The chosen proceeded at once to starve themselves and use what superfluous dollars they could collect in buying new gowns at the large Parisian shops on the Escolta. Most of the Spanish women in Manila can well afford to be abstemious and devote the surplus thus obtained to the ornamentation of their persons, since they are so fairly stout that the fires of their appetite can be kept going some time after actual daily food-supplies have been cut off. The men, however, seem to be as slender as the women are robust, and they, poor creatures, cannot endure a long fast. Nevertheless, the cash-drawers of the Paris shops got fat as the husbands of the wives who bought new gowns there grew more slender; and just before the ball came off these merchant princes of the Philippines actually offered to contribute five hundred dollars if another dance should be given within a short time, so great had been the rush of patrons to their attractive counters.

To make a long story short, after a lot of squabbles and wranglings among those who were invited and those who were not, the night of the party came, and only those who held the coveted cards were permitted by the giants at the door to enter Paradise.

Japanese lanterns lighted the road which led from the main highway to the club, and the old rambling structure was aglow with a thousand colored cup-lights that made it look like fairyland. Within and without were dozens of palms and all sorts of tropical shrubs, and the entrance-way was one huge bower-like fernery. Around the lower entrance-room colored flags grouped themselves artistically, and below a huge mass of bunting at the farther end rose the grand staircase that led above. Upstairs, the ladies’ dressing-room was most gorgeous, and the walls were hung with costly, golden-wove tapestries from Japan. The main parlor formed one of the dancing-rooms and opened into two huge adjoining bed-chambers which were thrown together in one suite. All around the walls and ceilings were garlands and long festoons and wreaths, and everywhere were bowers of plants, borrowed mirrors, and lights.

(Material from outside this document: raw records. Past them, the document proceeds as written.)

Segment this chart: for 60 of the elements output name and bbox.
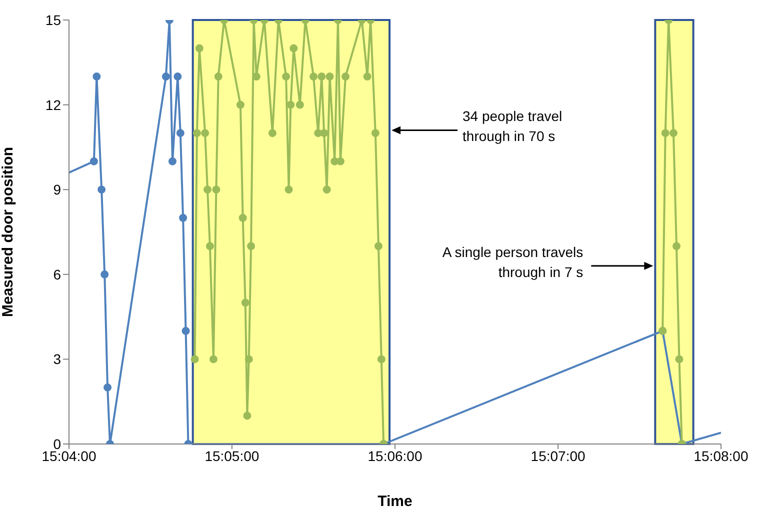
point <box>238 214 247 222</box>
y-tick-label: 15 <box>45 12 62 28</box>
y-tick-label: 12 <box>45 96 62 113</box>
point <box>675 355 684 364</box>
point <box>236 100 244 109</box>
point <box>374 242 382 250</box>
point <box>201 129 210 138</box>
point <box>310 72 318 81</box>
point <box>284 186 293 194</box>
annotation: 34 people travel through in 70 s <box>462 108 562 144</box>
point <box>322 186 331 194</box>
point <box>90 157 98 166</box>
point <box>363 72 372 81</box>
point <box>182 326 190 335</box>
y-tick-label: 3 <box>53 351 62 368</box>
point <box>290 44 298 52</box>
point <box>190 355 199 364</box>
point <box>98 186 106 194</box>
point <box>214 72 222 81</box>
point <box>206 242 214 250</box>
point <box>176 129 184 138</box>
x-tick-label: 15:05:00 <box>204 448 260 464</box>
point <box>241 298 250 307</box>
point <box>212 186 220 194</box>
point <box>286 100 295 109</box>
y-axis-title: Measured door position <box>0 146 16 318</box>
point <box>204 186 212 194</box>
point <box>296 100 304 109</box>
point <box>669 129 678 138</box>
annotation: A single person travels through in 7 s <box>442 244 584 280</box>
point <box>243 412 252 420</box>
point <box>282 72 290 81</box>
point <box>326 72 334 81</box>
point <box>377 355 386 364</box>
point <box>318 72 326 81</box>
point <box>247 242 256 250</box>
point <box>168 157 176 166</box>
point <box>192 129 201 138</box>
y-tick-label: 6 <box>53 266 62 282</box>
x-tick-label: 15:06:00 <box>368 448 422 464</box>
point <box>174 72 182 81</box>
point <box>104 383 112 392</box>
point <box>100 270 109 278</box>
y-tick-label: 0 <box>53 436 62 452</box>
x-tick-label: 15:07:00 <box>530 448 586 464</box>
point <box>179 214 188 222</box>
x-tick-label: 15:08:00 <box>694 448 748 464</box>
point <box>244 355 253 364</box>
x-axis-title: Time <box>378 493 412 508</box>
point <box>195 44 204 52</box>
point <box>342 72 350 81</box>
y-tick-label: 9 <box>53 182 62 198</box>
point <box>672 242 680 250</box>
point <box>320 129 328 138</box>
point <box>371 129 380 138</box>
point <box>268 129 276 138</box>
point <box>209 355 218 364</box>
point <box>92 72 101 81</box>
point <box>661 129 670 138</box>
point <box>162 72 170 81</box>
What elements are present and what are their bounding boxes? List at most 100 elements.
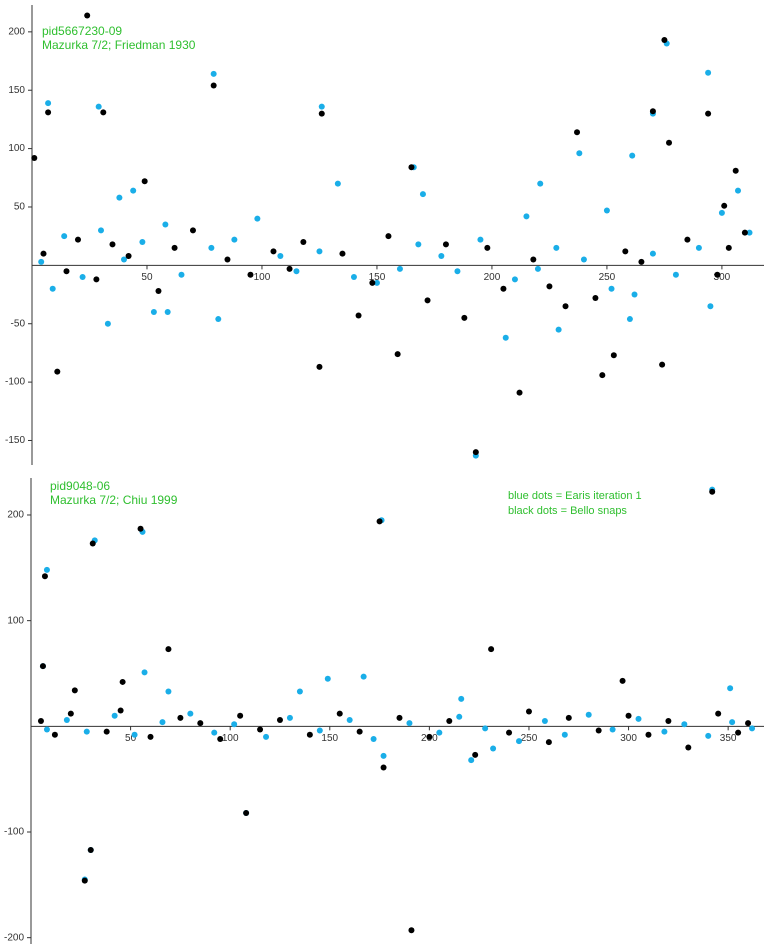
x-tick-label: 100	[222, 733, 239, 744]
chart-title: pid5667230-09	[42, 24, 122, 38]
dot	[380, 764, 387, 771]
dot	[356, 728, 363, 735]
dot	[89, 540, 96, 547]
dot	[735, 729, 742, 736]
dot	[749, 725, 756, 732]
dot	[649, 108, 656, 115]
dot	[438, 253, 445, 260]
dot	[482, 725, 489, 732]
dot	[84, 12, 91, 19]
dot	[592, 295, 599, 302]
y-tick-label: -200	[4, 932, 24, 943]
dot	[37, 718, 44, 725]
dot	[500, 285, 507, 292]
dot	[638, 258, 645, 265]
dot	[595, 727, 602, 734]
dot	[502, 334, 509, 341]
dot	[139, 239, 146, 246]
dot	[97, 227, 104, 234]
dot	[237, 712, 244, 719]
dot	[197, 720, 204, 727]
dot	[350, 274, 357, 281]
dot	[477, 236, 484, 243]
legend-entry: black dots = Bello snaps	[508, 505, 627, 517]
dot	[715, 710, 722, 717]
dot	[631, 291, 638, 298]
x-tick-label: 300	[620, 733, 637, 744]
y-tick-label: -150	[5, 435, 25, 446]
dot	[155, 288, 162, 295]
dot	[125, 253, 132, 260]
dot	[276, 716, 283, 723]
dot	[562, 303, 569, 310]
dot	[718, 209, 725, 216]
dot	[546, 283, 553, 290]
dot	[672, 271, 679, 278]
dot	[231, 721, 238, 728]
dot	[385, 233, 392, 240]
dot	[346, 716, 353, 723]
dot	[415, 241, 422, 248]
dot	[31, 154, 38, 161]
dot	[217, 736, 224, 743]
dot	[705, 732, 712, 739]
dot	[318, 103, 325, 110]
y-tick-label: -50	[11, 318, 26, 329]
dot	[721, 202, 728, 209]
dot	[296, 688, 303, 695]
dot	[373, 279, 380, 286]
dot	[649, 250, 656, 257]
dot	[316, 727, 323, 734]
dot	[661, 728, 668, 735]
x-tick-label: 250	[599, 272, 616, 283]
dot	[458, 695, 465, 702]
x-tick-label: 350	[720, 733, 737, 744]
dot	[208, 244, 215, 251]
chart-subtitle: Mazurka 7/2; Friedman 1930	[42, 38, 196, 52]
dot	[104, 320, 111, 327]
y-tick-label: 150	[8, 85, 25, 96]
dot	[565, 714, 572, 721]
x-tick-label: 250	[521, 733, 538, 744]
dot	[666, 139, 673, 146]
dot	[63, 268, 70, 275]
dot	[109, 241, 116, 248]
dot	[506, 729, 513, 736]
dot	[396, 265, 403, 272]
chart-subtitle: Mazurka 7/2; Chiu 1999	[50, 493, 178, 507]
dot	[147, 733, 154, 740]
dot	[63, 716, 70, 723]
dot	[424, 297, 431, 304]
dot	[270, 248, 277, 255]
x-tick-label: 50	[141, 272, 153, 283]
dot	[187, 710, 194, 717]
dot	[210, 70, 217, 77]
dot	[714, 271, 721, 278]
dot	[164, 309, 171, 316]
dot	[525, 708, 532, 715]
dot	[231, 236, 238, 243]
dot	[468, 757, 475, 764]
dot	[286, 714, 293, 721]
dot	[370, 736, 377, 743]
dot	[408, 164, 415, 171]
dot	[224, 256, 231, 263]
dot	[95, 103, 102, 110]
dot	[293, 268, 300, 275]
dot	[553, 244, 560, 251]
dot	[119, 678, 126, 685]
y-tick-label: -100	[4, 827, 24, 838]
dot	[436, 729, 443, 736]
dot	[177, 714, 184, 721]
dot	[442, 241, 449, 248]
dot	[93, 276, 100, 283]
y-tick-label: 100	[8, 143, 25, 154]
dot	[665, 718, 672, 725]
legend-entry: blue dots = Earis iteration 1	[508, 490, 642, 502]
dot	[141, 178, 148, 185]
dot	[488, 646, 495, 653]
dot	[454, 268, 461, 275]
dot	[43, 566, 50, 573]
dot	[561, 731, 568, 738]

Out on the veranda, overhanging the river, were clusters of small tables, glowing under fairy lamps, and the railings were a mass of verdure.

The orchestra consisted of twenty-five natives, dressed in white shirts whose tails were not tucked in, hidden behind a forest of plants, and as the clock struck ten they began to coax from their instruments a dreamy waltz. The guests began to pour in—Spanish dons with their corpulent wives, and strapping Englishmen with their leaner better halves. The Spaniards, sniffing the air, all looked longingly toward the supper-rooms, while the ladies who came with them ambled toward the powder and paint boxes in the boudoir. I suppose about two hundred people in all were on hand, and the sight was indeed gay. After every one had become duly hot from dancing or duly hungry from waiting, supper was served, and there was almost a panic as the Spanish element with one accord made for the large room at the extreme other end of the building, where dozens of small tables glistened below candelabra with red shades, and improvised benches groaned under the weight of a great variety of refreshments.